01 - Preheat oven to 400°F. Line a baking sheet with parchment paper.
02 - Roll out thawed puff pastry on lightly floured surface to smooth seams. Cut into 12 equal rectangles approximately 2.5 x 4 inches. Transfer to prepared baking sheet and prick each piece several times with fork to prevent puffing.
03 - Place another sheet of parchment paper on top of pastry and weigh down with second baking sheet to keep flat during baking. Bake for 15 to 18 minutes until golden brown and fully crisp. Cool completely on wire rack.
04 - In medium saucepan over medium heat, whisk together whole milk, heavy cream, granulated sugar, and cornstarch until completely smooth and combined.
05 - Whisk egg yolks in separate bowl. Gradually add small amount of hot milk mixture to yolks while whisking constantly to temper eggs. Pour warmed yolk mixture back into saucepan.
06 - Cook over medium heat, stirring constantly with whisk or silicone spatula, until mixture thickens considerably and just begins to bubble, approximately 5 minutes. Remove from heat immediately.

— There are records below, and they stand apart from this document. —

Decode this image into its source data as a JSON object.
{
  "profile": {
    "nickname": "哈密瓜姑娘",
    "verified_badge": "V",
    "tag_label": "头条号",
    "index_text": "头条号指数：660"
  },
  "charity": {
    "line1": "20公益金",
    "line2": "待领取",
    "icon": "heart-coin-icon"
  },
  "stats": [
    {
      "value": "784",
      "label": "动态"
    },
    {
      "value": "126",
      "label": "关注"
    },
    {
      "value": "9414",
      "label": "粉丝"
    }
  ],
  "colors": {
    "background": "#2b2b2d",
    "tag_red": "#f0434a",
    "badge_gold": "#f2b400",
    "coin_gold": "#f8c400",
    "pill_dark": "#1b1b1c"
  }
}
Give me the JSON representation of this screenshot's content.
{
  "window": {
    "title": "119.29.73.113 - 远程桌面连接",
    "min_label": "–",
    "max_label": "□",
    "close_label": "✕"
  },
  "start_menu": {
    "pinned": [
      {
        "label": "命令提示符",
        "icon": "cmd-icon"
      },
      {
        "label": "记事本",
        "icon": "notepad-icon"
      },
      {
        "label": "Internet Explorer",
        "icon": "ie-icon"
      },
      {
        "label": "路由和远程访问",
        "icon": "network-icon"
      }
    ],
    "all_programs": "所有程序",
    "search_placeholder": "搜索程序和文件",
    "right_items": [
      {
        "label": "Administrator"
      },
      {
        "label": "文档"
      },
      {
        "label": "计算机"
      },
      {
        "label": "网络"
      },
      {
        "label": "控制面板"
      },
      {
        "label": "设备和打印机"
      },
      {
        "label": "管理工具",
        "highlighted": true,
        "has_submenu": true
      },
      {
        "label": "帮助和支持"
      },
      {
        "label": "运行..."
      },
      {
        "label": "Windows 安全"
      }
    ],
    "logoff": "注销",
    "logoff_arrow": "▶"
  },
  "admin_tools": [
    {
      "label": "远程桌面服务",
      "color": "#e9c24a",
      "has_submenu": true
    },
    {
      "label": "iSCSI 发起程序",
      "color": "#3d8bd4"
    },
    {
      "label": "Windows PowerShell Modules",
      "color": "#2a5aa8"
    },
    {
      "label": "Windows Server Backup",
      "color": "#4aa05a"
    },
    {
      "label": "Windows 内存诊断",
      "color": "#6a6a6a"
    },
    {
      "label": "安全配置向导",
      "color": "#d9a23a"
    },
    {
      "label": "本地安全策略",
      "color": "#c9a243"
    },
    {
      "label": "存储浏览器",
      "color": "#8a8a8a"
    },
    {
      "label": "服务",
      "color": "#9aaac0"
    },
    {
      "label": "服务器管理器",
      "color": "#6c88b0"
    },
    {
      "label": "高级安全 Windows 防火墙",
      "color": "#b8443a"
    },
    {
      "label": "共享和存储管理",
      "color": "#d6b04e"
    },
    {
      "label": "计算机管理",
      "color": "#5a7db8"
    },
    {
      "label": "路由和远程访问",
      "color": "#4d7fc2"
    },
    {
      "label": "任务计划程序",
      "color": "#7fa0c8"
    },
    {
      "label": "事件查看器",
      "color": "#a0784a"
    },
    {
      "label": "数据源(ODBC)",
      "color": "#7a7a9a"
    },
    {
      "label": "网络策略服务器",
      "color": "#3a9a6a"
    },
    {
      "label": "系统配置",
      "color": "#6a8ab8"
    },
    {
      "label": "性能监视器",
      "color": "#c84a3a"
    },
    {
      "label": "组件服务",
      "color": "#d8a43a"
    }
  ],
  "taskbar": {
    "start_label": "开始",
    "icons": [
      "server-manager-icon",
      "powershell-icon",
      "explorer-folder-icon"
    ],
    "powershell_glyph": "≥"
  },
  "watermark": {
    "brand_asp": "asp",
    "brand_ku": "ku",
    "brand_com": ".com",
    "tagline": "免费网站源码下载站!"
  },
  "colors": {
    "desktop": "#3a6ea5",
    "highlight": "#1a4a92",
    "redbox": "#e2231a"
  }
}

07 - Stir pure vanilla extract and softened unsalted butter into hot cream until butter melts completely and mixture is silky smooth. Transfer to clean bowl, press plastic wrap directly onto surface to prevent skin formation, and refrigerate until completely cold, at least 1 hour.
08 - Place one pastry rectangle on serving plate. Pipe or spread generous layer of chilled vanilla cream over pastry. Distribute fresh raspberries evenly over cream. Repeat with second pastry rectangle, another layer of cream, and more raspberries. Top with third pastry rectangle to create three-layer stack.
09 - Dust top of each Napoleon generously with powdered sugar using fine-mesh sieve. Garnish with fresh mint leaves if desired. Repeat assembly process to create 6 complete Napoleons. Serve immediately for optimal crispness or refrigerate up to 2 hours before serving.